Why Virgin Galactic Is Rocketing
Virgin Galactic got the casino treatment yesterday, up 30% from Friday’s close, before finishing down 19% from its same-day peak. Ten, nine, eight, seven, six. Oh, are we going already?
Long-term bull and bear cases are hard to fashion for a space tourism company. Branson’s start-up takes paying customers on orbital flights around Earth and is working towards commercial hypersonic travel. However, beyond Elon’s SpaceX and Jeff Bezos’s BlueOrigin (both non-listed), we don’t know the extent of competition, possible growth rates, profit margins, or risk factors.
Revered analyst Adam Jonas studies the firm full-time, and he says that in order to understand what’s behind this week’s rally, we need to think short-term and technical.
Instead of going out and buying shares normally, traders can use options to try and make even more money from price movements. Heading to the derivatives market and buying a ‘call’ options contract will set you back a small, non-refundable premium upfront. However, it buys you the handy option of getting into a stock at an agreed price in the future.
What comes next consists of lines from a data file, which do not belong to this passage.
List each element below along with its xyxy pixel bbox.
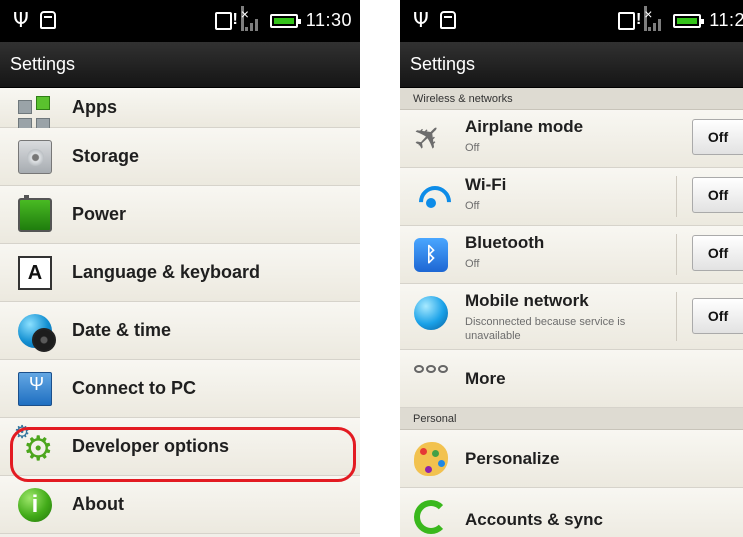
page-title: Settings	[10, 54, 76, 74]
bluetooth-icon: ᛒ	[414, 238, 448, 272]
toggle-divider	[676, 292, 677, 341]
right-phone-screen: × 11:2 Settings Wireless & networks Airp…	[400, 0, 743, 537]
settings-item-title: Airplane mode	[465, 117, 584, 136]
battery-icon	[269, 13, 301, 28]
android-debug-icon	[440, 11, 456, 29]
airplane-mode-toggle[interactable]: Off	[692, 119, 743, 155]
palette-icon	[414, 442, 448, 476]
settings-item-wifi[interactable]: Wi-Fi Off Off	[400, 168, 743, 226]
settings-item-title: Mobile network	[465, 291, 589, 310]
settings-item-label: Storage	[72, 146, 140, 166]
settings-item-accounts-sync[interactable]: Accounts & sync	[400, 488, 743, 537]
settings-item-mobile-network[interactable]: Mobile network Disconnected because serv…	[400, 284, 743, 350]
settings-item-more[interactable]: More	[400, 350, 743, 408]
bluetooth-toggle[interactable]: Off	[692, 235, 743, 271]
battery-icon	[18, 195, 52, 232]
settings-item-subtitle: Disconnected because service is unavaila…	[465, 316, 626, 342]
battery-icon	[673, 13, 705, 28]
info-icon: i	[18, 488, 52, 522]
sync-icon	[414, 500, 448, 534]
settings-item-title: Accounts & sync	[465, 510, 603, 529]
status-bar: × 11:30	[0, 0, 360, 42]
settings-item-about[interactable]: i About	[0, 476, 360, 534]
toggle-divider	[676, 176, 677, 217]
settings-item-label: Power	[72, 204, 127, 224]
globe-icon	[414, 296, 448, 330]
usb-pc-icon	[18, 372, 52, 406]
settings-item-developer-options[interactable]: Developer options	[0, 418, 360, 476]
left-phone-screen: × 11:30 Settings Apps Storage Power A La…	[0, 0, 360, 537]
settings-item-power[interactable]: Power	[0, 186, 360, 244]
section-header-personal: Personal	[400, 408, 743, 430]
settings-item-bluetooth[interactable]: ᛒ Bluetooth Off Off	[400, 226, 743, 284]
signal-icon: ×	[643, 5, 665, 31]
settings-item-apps[interactable]: Apps	[0, 88, 360, 132]
settings-item-label: Developer options	[72, 436, 230, 456]
settings-list: Wireless & networks Airplane mode Off Of…	[400, 88, 743, 537]
toggle-divider	[676, 234, 677, 275]
settings-item-label: Language & keyboard	[72, 262, 261, 282]
settings-item-subtitle: Off	[465, 200, 480, 212]
clock: 11:30	[305, 10, 352, 30]
settings-item-title: Bluetooth	[465, 233, 545, 252]
settings-item-title: Wi-Fi	[465, 175, 507, 194]
status-bar: × 11:2	[400, 0, 743, 42]
settings-item-label: About	[72, 494, 124, 514]
settings-title-bar: Settings	[0, 42, 360, 88]
gears-icon	[14, 422, 53, 469]
message-icon	[214, 11, 238, 30]
settings-item-subtitle: Off	[465, 142, 480, 154]
wifi-toggle[interactable]: Off	[692, 177, 743, 213]
settings-list: Apps Storage Power A Language & keyboard…	[0, 88, 360, 534]
more-icon	[414, 362, 448, 396]
settings-item-label: Apps	[72, 97, 117, 117]
mobile-network-toggle[interactable]: Off	[692, 298, 743, 334]
signal-icon: ×	[240, 5, 262, 31]
settings-item-storage[interactable]: Storage	[0, 128, 360, 186]
message-icon	[618, 11, 641, 30]
storage-icon	[18, 140, 52, 174]
airplane-icon	[414, 122, 448, 156]
settings-title-bar: Settings	[400, 42, 743, 88]
usb-icon	[12, 8, 30, 32]
globe-clock-icon	[18, 314, 56, 352]
keyboard-icon: A	[18, 256, 52, 290]
settings-item-date-time[interactable]: Date & time	[0, 302, 360, 360]
settings-item-title: Personalize	[465, 449, 560, 468]
section-header-wireless-networks: Wireless & networks	[400, 88, 743, 110]
settings-item-subtitle: Off	[465, 258, 480, 270]
wifi-icon	[414, 180, 448, 214]
android-debug-icon	[40, 11, 56, 29]
settings-item-label: Connect to PC	[72, 378, 196, 398]
usb-icon	[412, 8, 430, 32]
settings-item-title: More	[465, 369, 506, 388]
settings-item-personalize[interactable]: Personalize	[400, 430, 743, 488]
settings-item-airplane-mode[interactable]: Airplane mode Off Off	[400, 110, 743, 168]
settings-item-label: Date & time	[72, 320, 172, 340]
settings-item-language[interactable]: A Language & keyboard	[0, 244, 360, 302]
page-title: Settings	[410, 54, 476, 74]
clock: 11:2	[709, 10, 743, 30]
settings-item-connect-pc[interactable]: Connect to PC	[0, 360, 360, 418]
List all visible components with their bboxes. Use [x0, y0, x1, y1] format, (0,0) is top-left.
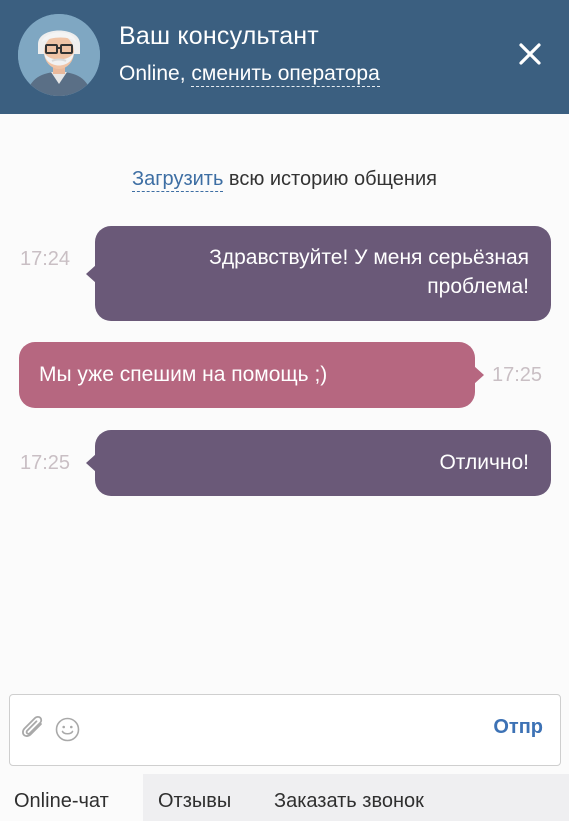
message-input[interactable]: Отпр [9, 694, 561, 766]
load-history-link[interactable]: Загрузить [132, 168, 224, 192]
message-text: Здравствуйте! У меня серьёзная [209, 246, 529, 269]
message-time: 17:25 [20, 452, 71, 474]
online-status: Online, [119, 62, 186, 85]
message-incoming: Отлично! [86, 430, 551, 496]
header-title: Ваш консультант [119, 22, 319, 50]
message-text: проблема! [427, 275, 529, 298]
load-history-text: всю историю общения [223, 168, 437, 190]
send-button[interactable]: Отпр [493, 716, 543, 739]
close-icon[interactable] [516, 40, 544, 68]
tab-order-call[interactable]: Заказать звонок [259, 774, 469, 821]
message-time: 17:25 [492, 364, 543, 386]
smile-icon[interactable] [55, 717, 80, 742]
operator-avatar [18, 14, 100, 96]
message-text: Мы уже спешим на помощь ;) [39, 363, 328, 386]
bottom-tabs: Online-чат Отзывы Заказать звонок [0, 774, 569, 821]
message-outgoing: Мы уже спешим на помощь ;) [19, 342, 484, 408]
load-history: Загрузить всю историю общения [0, 168, 569, 192]
message-text: Отлично! [439, 451, 529, 474]
message-incoming: Здравствуйте! У меня серьёзная проблема! [86, 226, 551, 321]
message-time: 17:24 [20, 248, 71, 270]
header-status: Online, сменить оператора [119, 62, 380, 87]
tab-online-chat[interactable]: Online-чат [0, 774, 143, 821]
change-operator-link[interactable]: сменить оператора [191, 62, 380, 87]
chat-header: Ваш консультант Online, сменить оператор… [0, 0, 569, 114]
chat-widget: Ваш консультант Online, сменить оператор… [0, 0, 569, 821]
tab-reviews[interactable]: Отзывы [143, 774, 259, 821]
paperclip-icon[interactable] [21, 715, 47, 743]
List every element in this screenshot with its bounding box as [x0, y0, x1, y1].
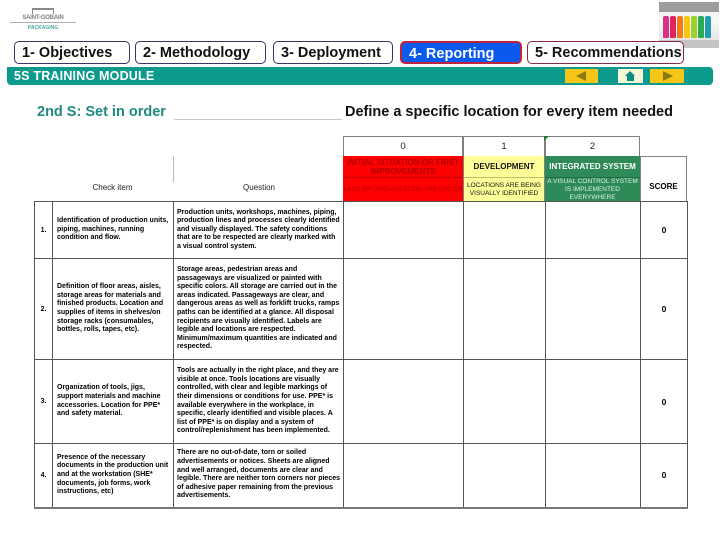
header-divider [173, 156, 174, 182]
question-cell: There are no out-of-date, torn or soiled… [173, 443, 344, 509]
question-cell: Production units, workshops, machines, p… [173, 201, 344, 259]
home-button[interactable] [618, 69, 643, 83]
score-cell: 0 [640, 201, 688, 259]
question-cell: Tools are actually in the right place, a… [173, 359, 344, 444]
bottle-icon [677, 16, 683, 38]
level-1-cell[interactable] [463, 443, 546, 509]
tab-objectives[interactable]: 1- Objectives [14, 41, 130, 64]
level-1-number: 1 [463, 136, 545, 156]
check-item-cell: Identification of production units, pipi… [52, 201, 174, 259]
title-divider [174, 119, 342, 120]
table-row: 1. Identification of production units, p… [34, 201, 688, 259]
bottle-icon [705, 16, 711, 38]
arrow-right-icon [663, 71, 673, 81]
tab-recommendations[interactable]: 5- Recommendations [527, 41, 684, 64]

If the stock falls below the agreed price, you probably won’t decide to ‘exercise’ your option. The premium is wasted money, and that’s the end of it. But if the stock goes up and over the agreed price, you probably will sell or exercise your option, and the person who wrote and sold it to you will feel a little bit silly.
That investor was bearish on the stock, not bullish. They didn’t expect a higher peak, and now they’re contractually obliged to sell shares to you at an under-market rate. Bears are usually willing to take this kind of gamble so long as bulls are equally willing to pay the biggerpremiums, but wherever there’s volatility, there’s a need for risk management.
Most of Virgin Galactic’s options writers don’t swim naked. From the get-go, they purchase a portion of shares on the open market to control their bearish exposure. That’s part of the reason why Virgin Galactic has turned into such a vomit comet in markets. Even the bears are buying!
Of course, the payday in premiums will be huge, if and when Branson’s rocket runs out of fuel. Dramatic data from S3 Partners suggests a third of all investors are indeed selling short, adamant this rally is all froth and bubbles. A manic market sees no upper limit to something like space, so neither side looks ready to back down.
Virgin Galactic could be in for more of the same unless analysts step in give overboard bulls cold feet on the stock. Assuming they don’t buckle before the short-sellers (whose losses are mounting up by the double digits every day), this thing could keep running higher. It could even “turn into a Tesla” until a spectacular, supernova-like ‘short squeeze’ kills Virgin Galactic’s star performance once and for all.
Are you blasting your money into space?